Even though I only have two frames and just the shoes I wear to play already on my feet, I bought a huge tennis bag. In it I keep a trophy, a small fold up table, a telescoping mic stand and a mic. After I win a match, I give a speech and then grab the trophy and cruise around the perimeter of the court while kissing it. One of those giant checks for $3mil just doesn’t fit (sigh). I’ve gottten a couple eye rolls, but it seems to go over pretty well.
 
Even though I only have two frames and just the shoes I wear to play already on my feet, I bought a huge tennis bag. In it I keep a trophy, a small fold up table, a telescoping mic stand and a mic. After I win a match, I give a speech and then grab the trophy and cruise around the perimeter of the court while kissing it. One of those giant checks for $3mil just doesn’t fit (sigh). I’ve gottten a couple eye rolls, but it seems to go over pretty well.
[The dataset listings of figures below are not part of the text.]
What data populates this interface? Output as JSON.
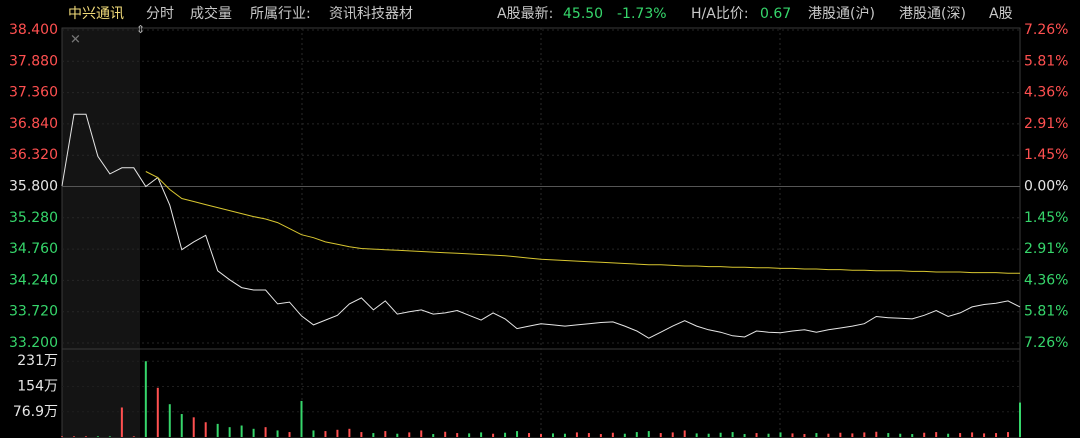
{
  "header": {
    "stock": "中兴通讯",
    "tabs": [
      "分时",
      "成交量"
    ],
    "industry_label": "所属行业:",
    "industry": "资讯科技器材",
    "a_label": "A股最新:",
    "a_price": "45.50",
    "a_change": "-1.73%",
    "ha_label": "H/A比价:",
    "ha_value": "0.67",
    "links": [
      "港股通(沪)",
      "港股通(深)",
      "A股"
    ]
  },
  "chart_data": [
    {
      "type": "line",
      "ylim": [
        33.2,
        38.4
      ],
      "yticks": [
        {
          "value": 38.4,
          "label": "38.400"
        },
        {
          "value": 37.88,
          "label": "37.880"
        },
        {
          "value": 37.36,
          "label": "37.360"
        },
        {
          "value": 36.84,
          "label": "36.840"
        },
        {
          "value": 36.32,
          "label": "36.320"
        },
        {
          "value": 35.8,
          "label": "35.800"
        },
        {
          "value": 35.28,
          "label": "35.280"
        },
        {
          "value": 34.76,
          "label": "34.760"
        },
        {
          "value": 34.24,
          "label": "34.240"
        },
        {
          "value": 33.72,
          "label": "33.720"
        },
        {
          "value": 33.2,
          "label": "33.200"
        }
      ],
      "y2lim": [
        -7.26,
        7.26
      ],
      "y2ticks": [
        {
          "value": 7.26,
          "label": "7.26%"
        },
        {
          "value": 5.81,
          "label": "5.81%"
        },
        {
          "value": 4.36,
          "label": "4.36%"
        },
        {
          "value": 2.91,
          "label": "2.91%"
        },
        {
          "value": 1.45,
          "label": "1.45%"
        },
        {
          "value": 0,
          "label": "0.00%"
        },
        {
          "value": -1.45,
          "label": "1.45%"
        },
        {
          "value": -2.91,
          "label": "2.91%"
        },
        {
          "value": -4.36,
          "label": "4.36%"
        },
        {
          "value": -5.81,
          "label": "5.81%"
        },
        {
          "value": -7.26,
          "label": "7.26%"
        }
      ],
      "grid": true,
      "up_color": "#ff5050",
      "down_color": "#36d66b",
      "series": [
        {
          "color": "#e6e6e6",
          "values": [
            35.81,
            37.0,
            37.0,
            36.3,
            36.01,
            36.11,
            36.11,
            35.8,
            35.95,
            35.49,
            34.75,
            34.88,
            34.99,
            34.4,
            34.25,
            34.12,
            34.08,
            34.08,
            33.85,
            33.88,
            33.65,
            33.5,
            33.58,
            33.66,
            33.85,
            33.95,
            33.75,
            33.9,
            33.68,
            33.72,
            33.75,
            33.68,
            33.7,
            33.74,
            33.66,
            33.58,
            33.7,
            33.6,
            33.44,
            33.48,
            33.52,
            33.5,
            33.48,
            33.5,
            33.52,
            33.54,
            33.55,
            33.48,
            33.4,
            33.28,
            33.38,
            33.48,
            33.57,
            33.48,
            33.42,
            33.38,
            33.32,
            33.3,
            33.4,
            33.38,
            33.37,
            33.4,
            33.42,
            33.38,
            33.42,
            33.45,
            33.48,
            33.52,
            33.64,
            33.62,
            33.61,
            33.6,
            33.66,
            33.74,
            33.64,
            33.7,
            33.8,
            33.84,
            33.86,
            33.9,
            33.8
          ]
        },
        {
          "color": "#d8c630",
          "values": [
            null,
            null,
            null,
            null,
            null,
            null,
            null,
            36.05,
            35.95,
            35.75,
            35.6,
            35.55,
            35.5,
            35.45,
            35.4,
            35.35,
            35.3,
            35.26,
            35.2,
            35.1,
            35.0,
            34.95,
            34.88,
            34.84,
            34.8,
            34.77,
            34.76,
            34.75,
            34.74,
            34.73,
            34.72,
            34.71,
            34.7,
            34.69,
            34.68,
            34.67,
            34.66,
            34.65,
            34.63,
            34.61,
            34.59,
            34.58,
            34.57,
            34.56,
            34.55,
            34.54,
            34.53,
            34.52,
            34.51,
            34.5,
            34.5,
            34.49,
            34.48,
            34.48,
            34.47,
            34.47,
            34.46,
            34.46,
            34.45,
            34.45,
            34.44,
            34.44,
            34.43,
            34.43,
            34.42,
            34.42,
            34.41,
            34.41,
            34.4,
            34.4,
            34.4,
            34.39,
            34.39,
            34.38,
            34.38,
            34.38,
            34.37,
            34.37,
            34.37,
            34.36,
            34.36
          ]
        }
      ]
    },
    {
      "type": "bar",
      "ylim": [
        0,
        250
      ],
      "yticks": [
        {
          "value": 231,
          "label": "231万"
        },
        {
          "value": 154,
          "label": "154万"
        },
        {
          "value": 76.9,
          "label": "76.9万"
        }
      ],
      "up_color": "#ff5050",
      "down_color": "#36d66b",
      "values": [
        2,
        2,
        2,
        2,
        2,
        90,
        2,
        231,
        150,
        100,
        70,
        60,
        45,
        40,
        30,
        35,
        25,
        30,
        20,
        15,
        110,
        20,
        18,
        22,
        25,
        15,
        12,
        18,
        10,
        14,
        20,
        9,
        16,
        12,
        11,
        14,
        10,
        13,
        18,
        12,
        9,
        11,
        10,
        14,
        12,
        9,
        13,
        10,
        15,
        18,
        12,
        14,
        20,
        11,
        10,
        13,
        15,
        9,
        12,
        10,
        14,
        11,
        9,
        12,
        10,
        13,
        11,
        14,
        16,
        12,
        10,
        9,
        13,
        15,
        10,
        12,
        14,
        11,
        12,
        15,
        105
      ]
    }
  ]
}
I thought the confetti machine and fireworks were a bit over the top, though.
 

ChaelAZ

Legend
Why has there been such a shift in tennis psychology?
Most past pros and greats talk about positive reinforcement, outlet for energy to manage stress, and more. I think most talked internally, but there is research and studies that talk about vocalizing helps, so probably something along that line. Also sports psychology talk about intimidation factors of opponents using verbalization.